Of fleeting memories and highs

A journal of an 82-year-old woman

Staying alive September 24, 2011

Filed under: Uncategorized — sallysays @ 2:27 am

Not half dead, but alive.A rant or two ahead. I can’t seem to anchor my mind, I so much wish to be in the clouds and space more often than another side of I, like.

There’s this attraction you find in primitive societies… where clock time is fixed, you know the future, your end. Modern people, we’re attracted to the primitive, to people who are so much more connected to life, who know so much in their worlds, that we are incapable in explaining. Yet, there’s a global need to develop such communities, to make them rational, ambivalent beings, feeling-less. Am I going too far with modernity? But aren’t we live too fluidly, estranged… where do you go when you need to be grounded? Remember love? It’s upsetting, and completely horrifying that love in the modern world is as fleeting as a meal. Satisfying in that instant, but harmful for the rest of your life.

The above statement is completely juvenile. It’s a global economic process… the monetarisation of life, weber’s iron cage.

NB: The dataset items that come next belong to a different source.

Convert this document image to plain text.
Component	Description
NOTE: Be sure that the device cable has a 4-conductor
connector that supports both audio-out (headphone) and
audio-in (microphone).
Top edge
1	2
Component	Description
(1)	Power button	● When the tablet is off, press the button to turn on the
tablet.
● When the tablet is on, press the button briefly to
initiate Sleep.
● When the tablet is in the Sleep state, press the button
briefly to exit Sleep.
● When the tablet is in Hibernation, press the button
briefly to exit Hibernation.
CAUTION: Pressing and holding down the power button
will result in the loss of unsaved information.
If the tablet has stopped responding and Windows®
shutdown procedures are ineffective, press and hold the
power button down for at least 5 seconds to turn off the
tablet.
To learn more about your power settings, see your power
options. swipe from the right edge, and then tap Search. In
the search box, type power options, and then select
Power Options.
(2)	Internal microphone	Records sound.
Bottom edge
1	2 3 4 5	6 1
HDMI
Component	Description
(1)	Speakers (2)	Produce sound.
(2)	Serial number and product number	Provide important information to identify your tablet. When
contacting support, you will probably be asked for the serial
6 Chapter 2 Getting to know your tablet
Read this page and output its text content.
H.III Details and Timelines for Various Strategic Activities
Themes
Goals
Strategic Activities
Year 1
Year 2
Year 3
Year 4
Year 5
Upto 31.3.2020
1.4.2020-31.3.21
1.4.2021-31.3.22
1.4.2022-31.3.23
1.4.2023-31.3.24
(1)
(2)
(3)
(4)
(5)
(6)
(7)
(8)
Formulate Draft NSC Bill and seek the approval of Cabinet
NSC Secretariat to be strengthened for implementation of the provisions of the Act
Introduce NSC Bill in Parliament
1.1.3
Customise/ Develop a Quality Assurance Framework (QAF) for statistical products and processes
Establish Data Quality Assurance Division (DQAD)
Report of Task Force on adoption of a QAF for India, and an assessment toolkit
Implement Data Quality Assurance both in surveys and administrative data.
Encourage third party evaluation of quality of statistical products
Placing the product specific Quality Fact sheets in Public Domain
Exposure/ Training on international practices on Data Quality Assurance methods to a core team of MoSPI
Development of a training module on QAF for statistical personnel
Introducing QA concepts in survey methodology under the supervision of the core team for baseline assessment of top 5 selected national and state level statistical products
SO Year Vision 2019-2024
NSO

Being modern myself, growing up in a city, I remembered, from the earliest of my memories, that I had to do well in modern, moral standards, to study, to make money, to look after your elders, to love. And then I discover, so muhc like the modern life we live… that i’ve come full circle, to study about concepts and theories which contradict all of my conscious modern life.There isn’t a need for education except for the fact that you’ll be a practical use to your nation-state. I can’t seem to comprehend the purpose, yet I drive myself to live every day… and the purpose is for others, for people who matter to you, the feelings which you cannot just ignore. Feelings… ahhh… where did you derive yourself from?

 

my remember book is running out of pages September 10, 2011

Filed under: Uncategorized — sallysays @ 11:33 am

what do you do when your memory runs out of pages? do you buy a new book, or decide to forgot altogether? hmmmm… the last entry on my remember book was the number of hours i worked, and an estranged line which says “which modernity?” haha!

—–

spending days with my head in the clouds, detached from my earthly body. the body seems to know what it’s doing, it brings me to complete the rational tasks of life, while my mind travels elsewhere. hi how are you? good thanks, you? not too bad…. i wonder if it’s possible to permanently live with my mind in the clouds, maybe as an outcast of society, zombie, mental? I’ve never spend so much time, sober(maybe semi), sitting at one spot and staring into space while the hours melt away. Is it 2 already? and the body brings me to class. maybe that’s death, when your mind drifts too far, it got lost and doesn’t know how to return. maybe we’re breathing in lost thoughts. will you please wake up, wait for me?